Our bodies produce hormones called Androgens that result in the production of oil on the skin. This oil can cause the outbreak of acne. Acne in children and teens can be occasional breakouts to severe cases of pimples, whiteheads and blackheads. Acne in children and teens can cause serious emotional withdraw from friends and school activities, causing children and teenagers to be introverted and shy in social situations. The good news is acne is treatable. Most acne skin conditions can be improved at home by keeping a regular skin care regimen. Additional diagnosis and treatment from a dermatologist may be necessary if regular skin maintenance does not clear up acne.

Tips for a Healthy Skin Care Regimen:

  1. Do not scrub; acne is not caused by dirt.
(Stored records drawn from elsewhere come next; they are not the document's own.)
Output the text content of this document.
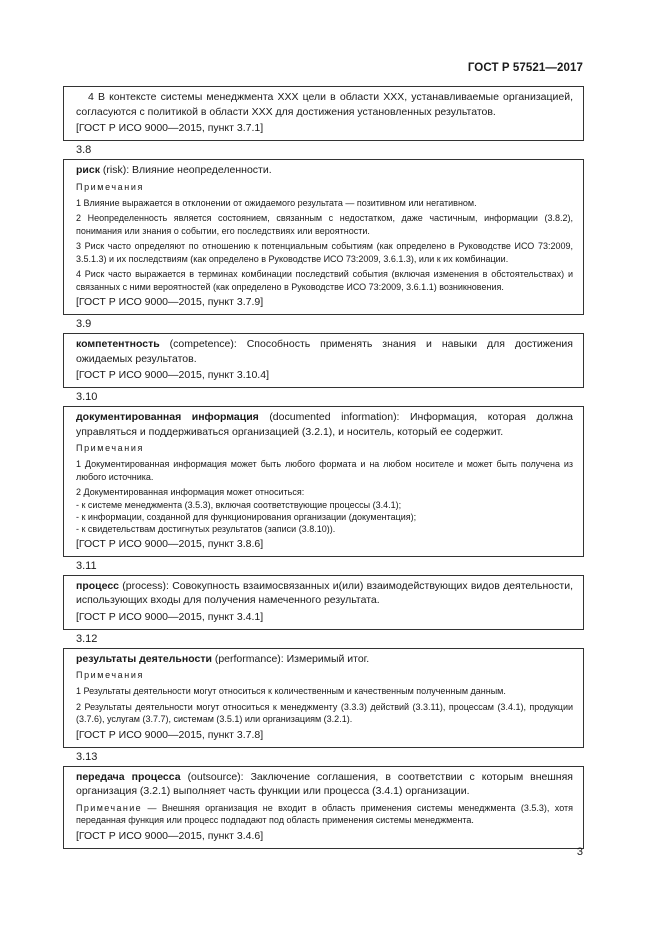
ГОСТ Р 57521—2017
4 В контексте системы менеджмента XXX цели в области XXX, устанавливаемые организацией, согласуются с политикой в области XXX для достижения установленных результатов.
[ГОСТ Р ИСО 9000—2015, пункт 3.7.1]
3.8
риск (risk): Влияние неопределенности.
Примечания
1 Влияние выражается в отклонении от ожидаемого результата — позитивном или негативном.
2 Неопределенность является состоянием, связанным с недостатком, даже частичным, информации (3.8.2), понимания или знания о событии, его последствиях или вероятности.
3 Риск часто определяют по отношению к потенциальным событиям (как определено в Руководстве ИСО 73:2009, 3.5.1.3) и их последствиям (как определено в Руководстве ИСО 73:2009, 3.6.1.3), или к их комбинации.
4 Риск часто выражается в терминах комбинации последствий события (включая изменения в обстоятельствах) и связанных с ними вероятностей (как определено в Руководстве ИСО 73:2009, 3.6.1.1) возникновения.
[ГОСТ Р ИСО 9000—2015, пункт 3.7.9]
3.9
компетентность (competence): Способность применять знания и навыки для достижения ожидаемых результатов.
[ГОСТ Р ИСО 9000—2015, пункт 3.10.4]
3.10
документированная информация (documented information): Информация, которая должна управляться и поддерживаться организацией (3.2.1), и носитель, который ее содержит.
Примечания
1 Документированная информация может быть любого формата и на любом носителе и может быть получена из любого источника.
2 Документированная информация может относиться:
- к системе менеджмента (3.5.3), включая соответствующие процессы (3.4.1);
- к информации, созданной для функционирования организации (документация);
- к свидетельствам достигнутых результатов (записи (3.8.10)).
[ГОСТ Р ИСО 9000—2015, пункт 3.8.6]
3.11
процесс (process): Совокупность взаимосвязанных и(или) взаимодействующих видов деятельности, использующих входы для получения намеченного результата.
[ГОСТ Р ИСО 9000—2015, пункт 3.4.1]
3.12
результаты деятельности (performance): Измеримый итог.
Примечания
1 Результаты деятельности могут относиться к количественным и качественным полученным данным.
2 Результаты деятельности могут относиться к менеджменту (3.3.3) действий (3.3.11), процессам (3.4.1), продукции (3.7.6), услугам (3.7.7), системам (3.5.1) или организациям (3.2.1).
[ГОСТ Р ИСО 9000—2015, пункт 3.7.8]
3.13
передача процесса (outsource): Заключение соглашения, в соответствии с которым внешняя организация (3.2.1) выполняет часть функции или процесса (3.4.1) организации.
Примечание — Внешняя организация не входит в область применения системы менеджмента (3.5.3), хотя переданная функция или процесс подпадают под область применения системы менеджмента.
[ГОСТ Р ИСО 9000—2015, пункт 3.4.6]
3
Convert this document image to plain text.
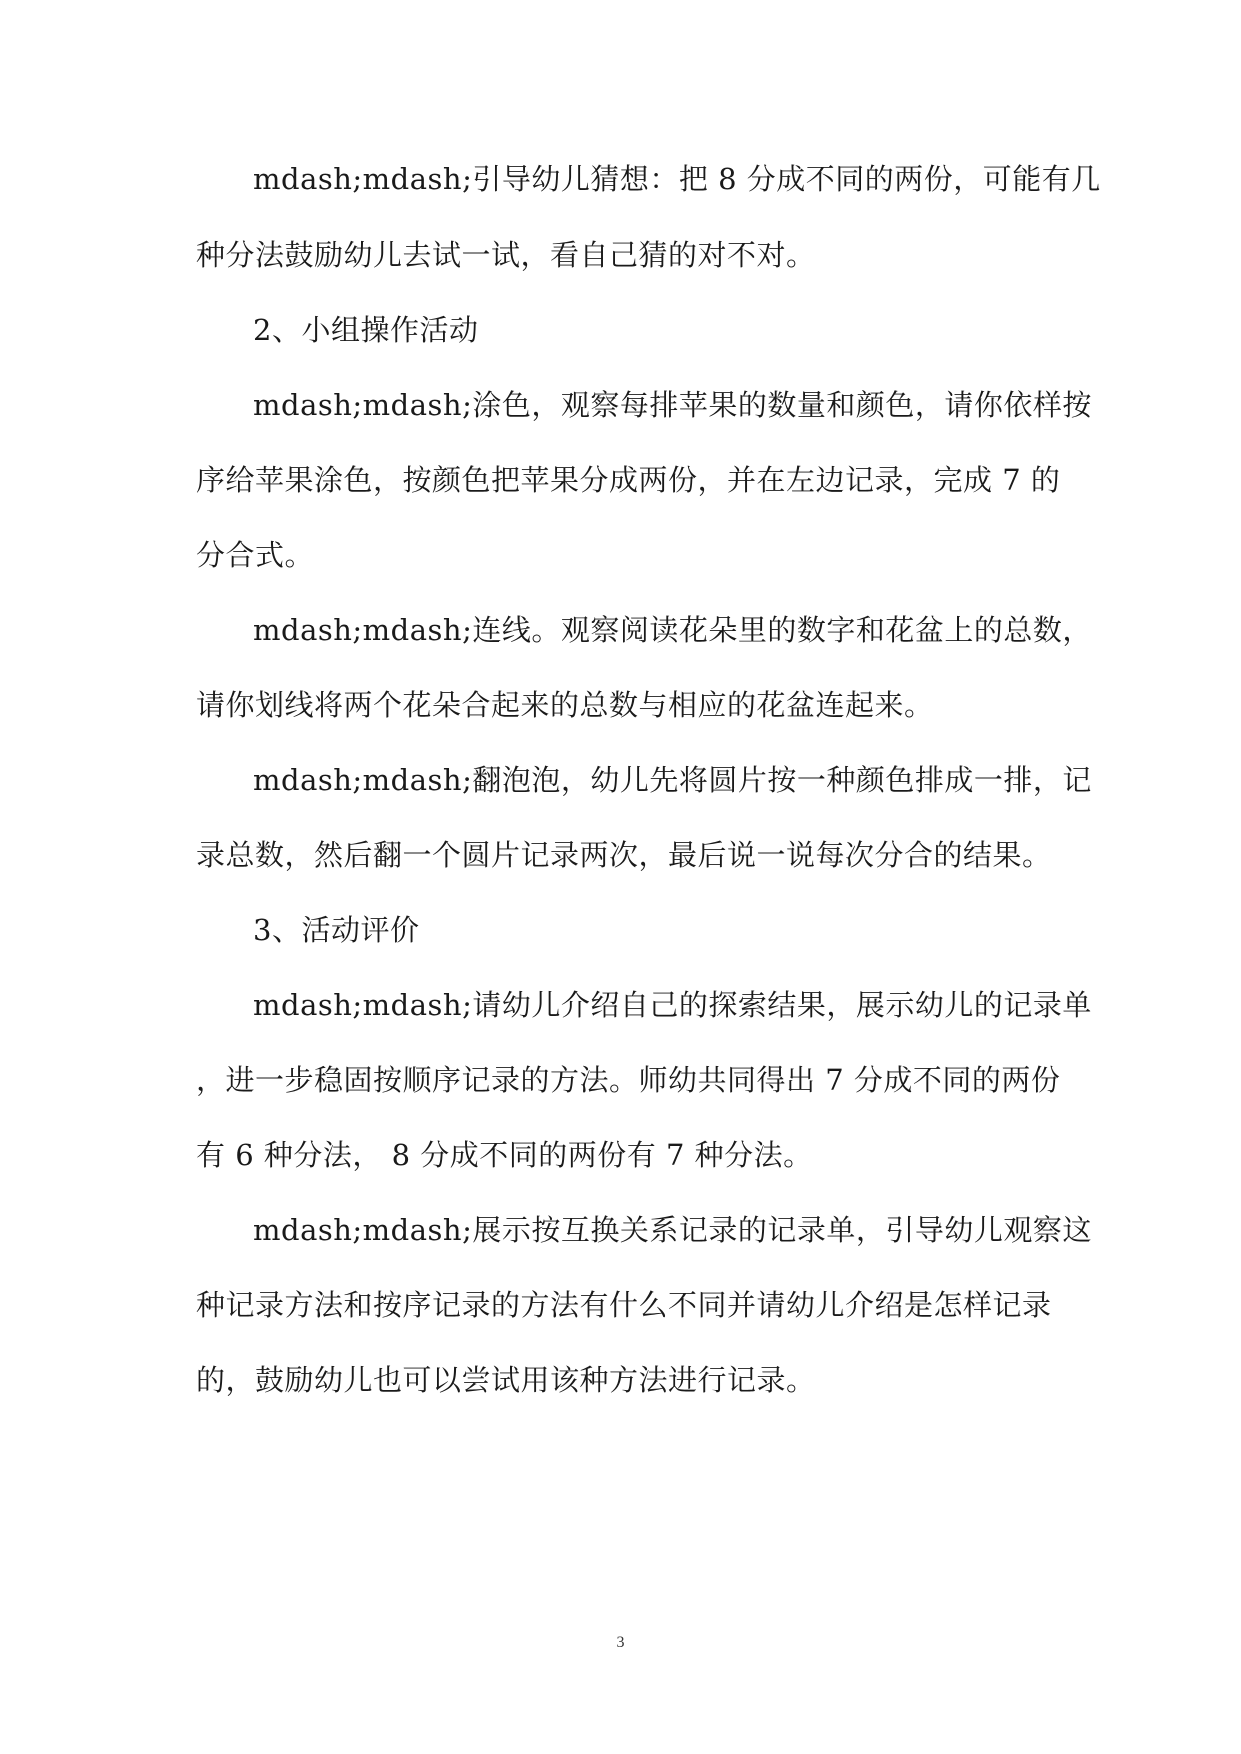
mdash;mdash;引导幼儿猜想：把 8 分成不同的两份，可能有几
种分法鼓励幼儿去试一试，看自己猜的对不对。
2、小组操作活动
mdash;mdash;涂色，观察每排苹果的数量和颜色，请你依样按
序给苹果涂色，按颜色把苹果分成两份，并在左边记录，完成 7 的
分合式。
mdash;mdash;连线。观察阅读花朵里的数字和花盆上的总数，
请你划线将两个花朵合起来的总数与相应的花盆连起来。
mdash;mdash;翻泡泡，幼儿先将圆片按一种颜色排成一排，记
录总数，然后翻一个圆片记录两次，最后说一说每次分合的结果。
3、活动评价
mdash;mdash;请幼儿介绍自己的探索结果，展示幼儿的记录单
，进一步稳固按顺序记录的方法。师幼共同得出 7 分成不同的两份
有 6 种分法， 8 分成不同的两份有 7 种分法。
mdash;mdash;展示按互换关系记录的记录单，引导幼儿观察这
种记录方法和按序记录的方法有什么不同并请幼儿介绍是怎样记录
的，鼓励幼儿也可以尝试用该种方法进行记录。
3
Scrubbing will actually irritate the skin further.
  2. Wash the face with a dermatology-grade skin cleanser that was created for acne. The dermatologist can recommend one for your skin type.
  3. Apply lotion with a glycolic acid or copper-based product to dry up skin and reduce bacteria. Also utilize a retinol-based product.

Birthmarks

Children are often born with birthmarks that vary in size, color and shape. Usually there is no need for concern, and within time, usually by the age of two, the birthmarks will fade or completely disappear without additional treatments. The three most common birthmarks that are found in babies and children are angel kisses or stork bites, hemangiomas and port wine stains.

Angel Kisses and Stork Bites

Macular stains, also nicknamed angel kisses or stork bites are flat, pinkish, red-spots that can be found anywhere on the body. There is no need for concern or treatment for this type of birthmark. Angel kisses usually disappear by the age of two. If the birthmark does not fade and lasts into adulthood, it is called a stork bite.

Hemangiomas

One of the more common types of birthmarks found in babies are hemangiomas. Hemangiomas are raised soft lumps on the skin that can resemble a small blister. Hemangiomas generally are not visible at birth and begin to form a few days to several weeks of age. They are usually red in color but can also be bluish. This type of birthmark, also know as a strawberry birthmark is caused by a cluster of "left over" cells in the baby's skin. Hemagiomas can continue to grow in size for the first 3-6 months of life, at which time they generally begin to shrink. A dermatologist can examine the birthmark to determine if treatment is necessary.

Port Wine Stains

Flat pink, red or purple birthmarks on the body are port wine stains. They can be small in size or cover large areas of the skin. Port wine stains can grow to be very thick and have bumps and ridges. This type of birthmark will last forever and will not go away on its own without treatment. Dermatologists sometimes treat port wine stains with lasers to help the spots disappear.